Phase 4: Rise of Extremism. Economic inequality precipitates the rise of "leveling" (leftist) movements. Anger at cultural change and fear of competition with immigrants, mixed with displaced anger over inequality, precipitate the rise of reactionary (rightist) movements. Rightists and leftists feed off of each other, each portraying the other as an existential threat in order to frighten the populace into turning to the opposite extreme. Extremist politicians abuse veto points in political systems to paralyze governments and make countries effectively ungovernable.
Phase 5: Economic Slowdown. The collapse of a global bubble (from 3c) begins a protracted worldwide economic slowdown. For whatever reason - overhang of debt? extrapolative expectations? hysteresis? secular stagnation? some weird disruption to trade networks? - the economy does not recover quickly to previous growth rates. Because of extremist control of veto points, policy is unable to respond to the slowdown. Centrists on both the left and right are discredited and toppled.
Phase 6: War. Extremists may fight each other in civil wars. Alternatively, geopolitical disruptions may lead to international conflict between new and incumbent powers. Extremists push their governments toward fighting external enemies, assassinating or toppling moderate leaders who refuse to fight. If a country is too weak to fight external enemies, or if no such enemies are close by, civil war results instead.
Phase 7: New Order. Out of the chaos and destruction of the wars emerges a new stable geopolitical order. Left-right extremist conflicts cause society to be exhausted by violence, and moderates slowly return to power. The exigencies of war cause governments to reestablish control over their economies, creating a new set of vested interests and protected incumbents. Inequality is dramatically reduced by destruction of wealth in wars. New incumbents provide a new "social model" that creates economic security for the masses.
This is basically a description of what happened in the late 19th and early 20th century, along with a number of assumptions about why it happened. Obviously there will never be enough data to confirm or refute this complex, slow, and sweeping of a theory - not in our lifetime, anyway.
But it's interesting to think about recent events as possibly corresponding to this sort of cycle. Here's how the modern world fits into the pattern:
Phase 1: Technological Change. The IT revolution, computers, the internet, automation, mobile communication.
Phase 2: Globalization. The huge wave of global growth between 1990 and 2008. Globalized supply chains. A huge Latin American immigration flow into the U.S., and a huge Middle Eastern immigrant flow into Europe.

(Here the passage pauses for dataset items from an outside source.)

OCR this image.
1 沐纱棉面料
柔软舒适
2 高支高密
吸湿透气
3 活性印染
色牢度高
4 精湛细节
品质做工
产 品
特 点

Phase 3a: Inequality. Rising income and wealth inequality everywhere. Stagnating wages in rich countries. An explosion in the number of billionaires. Soaring college tuition as workers desperately try to get skills.

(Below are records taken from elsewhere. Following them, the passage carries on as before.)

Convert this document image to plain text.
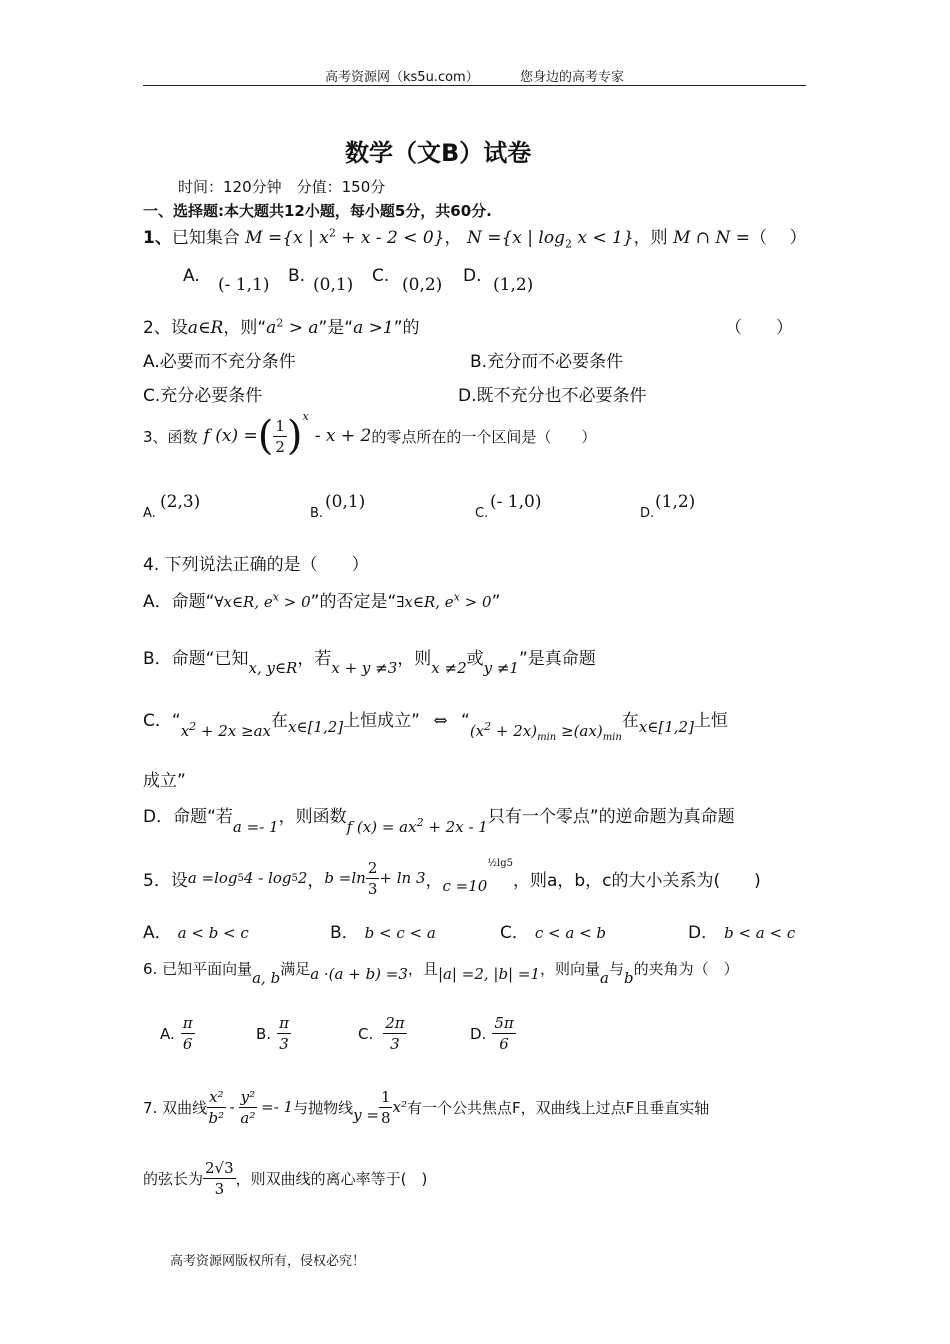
高考资源网（ks5u.com）	您身边的高考专家
数学（文B）试卷
时间：120分钟　分值：150分
一、选择题:本大题共12小题，每小题5分，共60分.
1、已知集合 M ={x | $x^2 + x - 2 < 0$}， N ={x | $\log_2 x < 1$}，则 M ∩ N =（　 ）
A. (- 1,1) B. (0,1) C. (0,2) D. (1,2)
2、设a∈R，则“$a^2 > a$”是“a >1”的	（　　）
A.必要而不充分条件	B.充分而不必要条件
C.充分必要条件	D.既不充分也不必要条件
3、函数 f (x) = ( $\frac{1}{2} )^x$
- x + 2 的零点所在的一个区间是（　　）
A.
(2,3)
B.
(0,1)
C.
(- 1,0)
D.
(1,2)
4. 下列说法正确的是（　　）
A．命题“∀x∈R, $e^x > 0$”的否定是“∃x∈R, $e^x > 0$”
B．命题“已知x, y∈R，若x + y ≠3，则x ≠2或y ≠1”是真命题
C．“$x^2 + 2x \ge ax$在x∈[1,2]上恒成立” ⇔ “$(x^2 + 2x)_{min} \ge(ax)_{min}$在x∈[1,2]上恒
成立”
D．命题“若a =- 1，则函数f $(x) = ax^2 + 2x - 1$只有一个零点”的逆命题为真命题
5．设 a =log 5 4 - log 5 2 ， $b =\ln \frac{2}{3} + \ln 3$ ， c =10
½lg5
，则a，b，c的大小关系为(　　)
A． a < b < c	B． b < c < a	C． c < a < b	D． b < a < c
6. 已知平面向量a, b满足a ·(a + b) =3，且|a| =2, |b| =1，则向量a与b的夹角为（　）
A. $\frac{\pi}{6}$	B. $\frac{\pi}{3}$	C. $\frac{2\pi}{3}$	D. $\frac{5\pi}{6}$
7. 双曲线 $\frac{\text{x²}}{\text{b²}} - \frac{\text{y²}}{\text{a²}} =- 1$ 与抛物线 $y = \frac{1}{8} x^2$ 有一个公共焦点F，双曲线上过点F且垂直实轴
的弦长为 $\frac{2√3}{3}$ ，则双曲线的离心率等于(　)
高考资源网版权所有，侵权必究！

Phase 3b: Cultural Change. Greater economic opportunity and equality for women, due to the service economy. A rise in divorce and single parenthood, and a drop in marriage. Sex culture spreading via the Internet. The decline of religion.

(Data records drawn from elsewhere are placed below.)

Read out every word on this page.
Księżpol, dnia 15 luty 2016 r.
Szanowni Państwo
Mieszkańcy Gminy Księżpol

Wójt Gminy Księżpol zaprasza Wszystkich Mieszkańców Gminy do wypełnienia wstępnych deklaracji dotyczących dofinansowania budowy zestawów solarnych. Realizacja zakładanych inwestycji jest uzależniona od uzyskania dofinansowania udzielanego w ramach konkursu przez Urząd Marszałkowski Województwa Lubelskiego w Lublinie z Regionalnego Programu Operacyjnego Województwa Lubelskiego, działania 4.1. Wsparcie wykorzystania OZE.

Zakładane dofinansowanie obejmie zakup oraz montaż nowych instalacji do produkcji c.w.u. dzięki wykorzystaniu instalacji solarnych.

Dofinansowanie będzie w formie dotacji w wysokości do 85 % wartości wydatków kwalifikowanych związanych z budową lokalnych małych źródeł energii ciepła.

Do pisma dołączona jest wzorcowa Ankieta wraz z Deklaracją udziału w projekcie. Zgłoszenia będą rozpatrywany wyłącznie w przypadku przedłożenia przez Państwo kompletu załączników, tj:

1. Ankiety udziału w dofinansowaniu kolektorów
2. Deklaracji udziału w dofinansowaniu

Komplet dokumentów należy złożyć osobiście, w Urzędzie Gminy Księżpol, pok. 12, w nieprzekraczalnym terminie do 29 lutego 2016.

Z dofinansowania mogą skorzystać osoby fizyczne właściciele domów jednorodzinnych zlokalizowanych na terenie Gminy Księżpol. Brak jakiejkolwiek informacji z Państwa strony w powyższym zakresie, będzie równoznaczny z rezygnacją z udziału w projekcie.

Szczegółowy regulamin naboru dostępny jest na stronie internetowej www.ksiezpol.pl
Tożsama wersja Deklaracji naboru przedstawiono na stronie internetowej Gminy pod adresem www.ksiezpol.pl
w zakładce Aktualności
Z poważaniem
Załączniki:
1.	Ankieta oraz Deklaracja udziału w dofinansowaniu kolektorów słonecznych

Phase 3c: Financialization: The explosion of financial profits and output as percentages of the total.
Phase 3d: Geopolitical Shift: The rise of China and the recovery of Russia, and (most importantly) the de facto alliance between the two.
Phase 4: Rise of Extremism. The steady polarization of American politics. Skyrocketing use of the filibuster. The Tea Party. The debt ceiling crisis. Trump. Sanders. Fox vs. MSNBC. Le Pen. The British National Party. Syriza and Golden Dawn. The Zaitokukai. Campus anti-speech movements. Online wars between leftist "SJWs" and rightists (GamerGate, etc.). The normalization of the terms "fascist" and "socialist". Illiberalism on both sides of the political spectrum.
Phase 5: Economic Slowdown: The 2008 crisis and the Great Recession, the Euro crisis and the China slowdown and the emerging markets slowdown.
Phase 6: War. Let's hope not...
I know this big sweeping theory, like all such theories, is untestable hand-waving and blatant overfitting. But it's kind of interesting, isn't it? And also disturbing.